However, Bayer did not admit wrongdoing or liability.
Bayer, the manufacturer of the well-known weedkiller Roundup, will pay $10 billion to settle claims that the herbicide causes cancer.
According to The New York Times, Bayer—a German pharmaceutical company—acquired Monsanto two years ago. And with Monsanto came Roundup.
The Times suggests that Bayer was likely unaware that Roundup, at the time of acquisition, was in the midst of a tense legal battle. Tens of thousands of claims had been lodged against the product, with many people claiming that Roundup had given them cancer.
Bayer, though, has moved to end the litigation. On Wednesday, the company agreed to pay more than $10 billion to settle the lawsuit.
Of that $10 billion, approximately $8.8 billion will be used to resolve the current set of lawsuits, with the remainder put in a trust for future claims.
“The Roundup settlement is the right action at the right time for Bayer to bring a long period of uncertainty to an end,” Bayer Chief Executive Warner Baumann said in a statement. “Unfortunately, we have to pay an awful lot of money for a product which is perfectly regulated.”
Baumann suggested that clearing up this particular legal battle will allow Bayer to focus on other, more pressing priorities.
“The decision to resolve the Roundup litigation enables us to focus fully on the critical supply of health care and food,” he said. “It will also return the conversation about the safety and utility of glyphosate-based herbicides to the scientific and regulatory arena and to the full body of science.”
While the pay-out amounts to one of the largest civil settlements in U.S. history, the terms of the agreement do not require Bayer to add a warning label to any of its potentially dangerous products. The company did not admit wrongdoing or liability, either.
NBC News notes the deal has not yet been finalized by a judge.
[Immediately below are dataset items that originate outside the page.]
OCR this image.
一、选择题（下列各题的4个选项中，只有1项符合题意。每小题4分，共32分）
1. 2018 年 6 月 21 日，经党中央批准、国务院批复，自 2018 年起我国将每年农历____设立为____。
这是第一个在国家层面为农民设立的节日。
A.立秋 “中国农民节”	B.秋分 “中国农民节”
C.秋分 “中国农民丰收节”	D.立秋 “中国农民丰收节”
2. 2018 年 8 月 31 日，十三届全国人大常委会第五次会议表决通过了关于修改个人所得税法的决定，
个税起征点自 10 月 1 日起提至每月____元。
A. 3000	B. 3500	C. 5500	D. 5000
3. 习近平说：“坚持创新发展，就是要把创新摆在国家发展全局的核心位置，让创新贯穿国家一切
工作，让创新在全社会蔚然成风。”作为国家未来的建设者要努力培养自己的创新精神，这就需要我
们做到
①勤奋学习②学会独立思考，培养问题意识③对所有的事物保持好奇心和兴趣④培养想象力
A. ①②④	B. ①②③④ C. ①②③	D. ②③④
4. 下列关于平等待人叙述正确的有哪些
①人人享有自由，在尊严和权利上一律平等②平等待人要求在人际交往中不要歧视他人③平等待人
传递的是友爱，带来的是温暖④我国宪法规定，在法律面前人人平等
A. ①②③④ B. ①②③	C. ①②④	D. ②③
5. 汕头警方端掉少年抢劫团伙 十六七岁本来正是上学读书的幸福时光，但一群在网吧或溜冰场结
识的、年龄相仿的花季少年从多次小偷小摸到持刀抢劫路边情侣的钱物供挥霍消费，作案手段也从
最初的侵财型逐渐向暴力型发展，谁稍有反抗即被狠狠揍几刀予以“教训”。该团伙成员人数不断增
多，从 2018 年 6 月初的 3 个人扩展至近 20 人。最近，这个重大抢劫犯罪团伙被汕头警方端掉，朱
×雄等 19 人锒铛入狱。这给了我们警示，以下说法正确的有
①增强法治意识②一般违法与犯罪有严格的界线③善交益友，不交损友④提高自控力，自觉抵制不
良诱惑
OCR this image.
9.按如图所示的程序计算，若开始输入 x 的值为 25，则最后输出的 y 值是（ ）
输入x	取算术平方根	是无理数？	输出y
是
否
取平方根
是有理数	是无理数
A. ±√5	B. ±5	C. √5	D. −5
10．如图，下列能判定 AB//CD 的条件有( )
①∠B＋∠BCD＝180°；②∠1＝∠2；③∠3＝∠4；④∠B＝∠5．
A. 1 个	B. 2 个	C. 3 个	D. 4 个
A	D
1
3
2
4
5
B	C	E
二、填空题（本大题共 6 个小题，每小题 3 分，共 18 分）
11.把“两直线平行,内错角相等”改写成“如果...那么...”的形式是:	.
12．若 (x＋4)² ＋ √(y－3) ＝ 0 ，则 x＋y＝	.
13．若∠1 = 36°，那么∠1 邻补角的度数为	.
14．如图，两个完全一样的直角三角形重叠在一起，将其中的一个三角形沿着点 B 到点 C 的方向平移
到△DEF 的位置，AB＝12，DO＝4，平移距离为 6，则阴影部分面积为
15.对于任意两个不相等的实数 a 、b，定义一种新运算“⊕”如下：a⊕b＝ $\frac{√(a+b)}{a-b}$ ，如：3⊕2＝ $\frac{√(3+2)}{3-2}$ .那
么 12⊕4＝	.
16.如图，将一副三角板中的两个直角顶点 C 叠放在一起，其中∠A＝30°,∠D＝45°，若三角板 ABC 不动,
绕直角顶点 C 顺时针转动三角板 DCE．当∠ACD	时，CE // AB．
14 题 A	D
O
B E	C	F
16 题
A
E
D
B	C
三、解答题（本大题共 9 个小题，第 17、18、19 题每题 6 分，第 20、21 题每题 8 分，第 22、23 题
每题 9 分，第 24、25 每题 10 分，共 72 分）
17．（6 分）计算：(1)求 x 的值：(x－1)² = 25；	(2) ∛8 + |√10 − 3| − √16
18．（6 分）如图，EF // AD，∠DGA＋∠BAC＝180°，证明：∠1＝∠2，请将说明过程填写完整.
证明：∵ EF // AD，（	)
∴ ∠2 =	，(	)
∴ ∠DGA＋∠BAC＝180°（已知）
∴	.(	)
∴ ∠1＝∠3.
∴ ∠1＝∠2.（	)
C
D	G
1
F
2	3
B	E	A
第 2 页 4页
However, the mutual agreement between Bayer and plaintiffs’ attorneys has been called “constructive and reasonable” by a court-appointed mediator.
“The significant progress made to date—which exceeds the initial participation rates of other claims resolution proceedings—provides a robust framework that will enable the parties to bring closure to the current Roundup litigation in due course,” said mediator Kenneth Feinberg.
Feinberg told The New York Times that he expects claimants who have not yet joined the settlement to sign aboard quickly, even if they signal resistance.
Baumann had earlier said that any prospective settlement must meet two conditions for Bayer’s approval: it must be financially reasonably, and it must definitively close all existing claims against the company.
Bayer had earlier lost two big-dollar lawsuits in which individuals claimed that Roundup had either given them cancer or exacerbated existing medical conditions.